This week's book giveaway is in the OCPJP forum. We're giving away four copies of OCA/OCP Java SE 7 Programmer I & II Study Guide and have Kathy Sierra & Bert Bates on-line! See this thread for details.
Hi all, I just noticed that, JSF, like Struts and JSTL, has its own set of custom tags! I feel there are lots of tags we had already, and still, we need to learn one more. Seems to me that different technologies have their own custom tag library. I think this makes us difficult to learn, and may cause many confusion on those library. Are the tags in fact can be combined into 1 single set of the custom tag library? Nick.
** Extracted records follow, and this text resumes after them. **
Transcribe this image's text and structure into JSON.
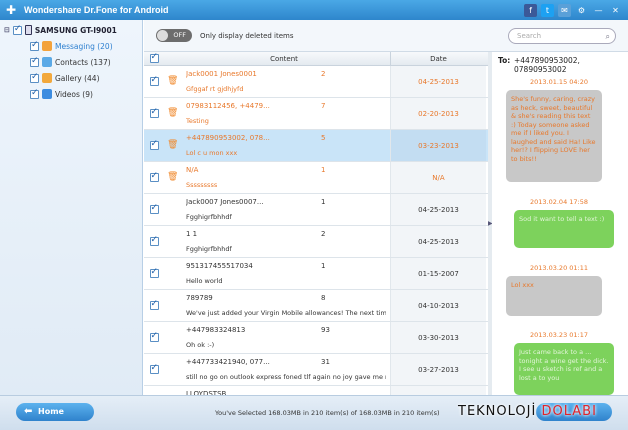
{
  "app": {
    "title": "Wondershare Dr.Fone for Android"
  },
  "sidebar": {
    "device": "SAMSUNG GT-I9001",
    "items": [
      {
        "label": "Messaging (20)",
        "icon": "chat-bubble-icon",
        "color": "#f3a23c"
      },
      {
        "label": "Contacts (137)",
        "icon": "contacts-icon",
        "color": "#5aa9e6"
      },
      {
        "label": "Gallery (44)",
        "icon": "gallery-icon",
        "color": "#f2a83c"
      },
      {
        "label": "Videos (9)",
        "icon": "video-icon",
        "color": "#3c8ce0"
      }
    ]
  },
  "toolbar": {
    "toggle_label": "OFF",
    "toggle_text": "Only display deleted items"
  },
  "search": {
    "placeholder": "Search"
  },
  "table": {
    "headers": {
      "content": "Content",
      "date": "Date"
    },
    "rows": [
      {
        "name": "Jack0001  Jones0001",
        "count": "2",
        "msg": "Gfggaf rt gjdhjyfd",
        "date": "04-25-2013",
        "unread": true,
        "selected": false
      },
      {
        "name": "07983112456, +4479...",
        "count": "7",
        "msg": "Testing",
        "date": "02-20-2013",
        "unread": true,
        "selected": false
      },
      {
        "name": "+447890953002, 078...",
        "count": "5",
        "msg": "Lol c u mon xxx",
        "date": "03-23-2013",
        "unread": true,
        "selected": true
      },
      {
        "name": "N/A",
        "count": "1",
        "msg": "Sssssssss",
        "date": "N/A",
        "unread": true,
        "selected": false
      },
      {
        "name": "Jack0007  Jones0007...",
        "count": "1",
        "msg": "Fgghigrfbhhdf",
        "date": "04-25-2013",
        "unread": false,
        "selected": false
      },
      {
        "name": "1 1",
        "count": "2",
        "msg": "Fgghigrfbhhdf",
        "date": "04-25-2013",
        "unread": false,
        "selected": false
      },
      {
        "name": "951317455517034",
        "count": "1",
        "msg": "Hello world",
        "date": "01-15-2007",
        "unread": false,
        "selected": false
      },
      {
        "name": "789789",
        "count": "8",
        "msg": "We've just added your Virgin Mobile allowances! The next tim...",
        "date": "04-10-2013",
        "unread": false,
        "selected": false
      },
      {
        "name": "+447983324813",
        "count": "93",
        "msg": "Oh ok :-)",
        "date": "03-30-2013",
        "unread": false,
        "selected": false
      },
      {
        "name": "+447733421940, 077...",
        "count": "31",
        "msg": "still no go on outlook express foned tlf again no joy gave me mi...",
        "date": "03-27-2013",
        "unread": false,
        "selected": false
      },
      {
        "name": "LLOYDSTSB",
        "count": "",
        "msg": "",
        "date": "",
        "unread": false,
        "selected": false
      }
    ]
  },
  "conversation": {
    "to_label": "To:",
    "to_value": "+447890953002, 07890953002",
    "messages": [
      {
        "time": "2013.01.15 04:20",
        "text": "She's funny, caring, crazy as heck, sweet, beautiful & she's reading this text :) Today someone asked me if I liked you. I laughed and said Ha! Like her!? I flipping LOVE her to bits!!",
        "side": "in"
      },
      {
        "time": "2013.02.04 17:58",
        "text": "Sod it want to tell a text :)",
        "side": "out"
      },
      {
        "time": "2013.03.20 01:11",
        "text": "Lol xxx",
        "side": "in"
      },
      {
        "time": "2013.03.23 01:17",
        "text": "Just came back to a ... tonight a wine get the dick. I see u sketch is ref and a lost a to you",
        "side": "out"
      }
    ]
  },
  "footer": {
    "home_label": "Home",
    "status": "You've Selected 168.03MB in 210 item(s) of 168.03MB in 210 item(s)"
  },
  "watermark": {
    "part1": "TEKNOLOJİ",
    "part2": "DOLABI"
  }
}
Are the tags in fact can be combined into 1 single set of the custom tag library? The only problem with combining JSTL and JSF is that the JSTL is so widely used outside of JSF. One of the problems with Struts is that they have tried to duplicate a lot of JSTL in terms of the logic tags and some output tags. I never understood why they didn't just use the JSTL. Seems to me that different technologies have their own custom tag library You are semi-correct in this statement. However, the nice thing about JSF is that they didn't try and reinvent the wheel. JSF uses the JSTL. So you won't find hardly any duplication of Tags. And they complement each other. Also note that the JSTL is not really a technology. It is a Tag Library. It uses the J2EE technology. Same with JSF. It's really a Component Oriented Framework for developing J2EE based web application. Therefor, it uses the J2EE technology also. Sometimes it is difficult to keep track of all the different tags. But as your develop more and more, they become second nature. I think that is just part of being a Developer. If it was easy, everyone would do it.
Originally posted by Pradeep Bhat: IDE has help us the reduce the problem of remembering tag names.
I would say that an IDE is for rapid development. But not to remember things for us. What if.... You developed a huge web application using your favorite IDE. You install it for the client on their web server. So now, they are having problems with the application. It works great on your test system. But not on theirs. So the only way is to meet with the client at their systems and go through some code trying to debug the problem. So then you come to a JSP where you think the problem is occuring. YOu open it up in VI to look at the code. The client asks what you think the problem is. All you can say is, "I don't know. I have no idea what these tags are. My IDE just puts them in there when I drag them over to the page." Probably not exactly what you meant by your statement, but still a scenerio you could avoid by knowing as much about the tags you are using as possible.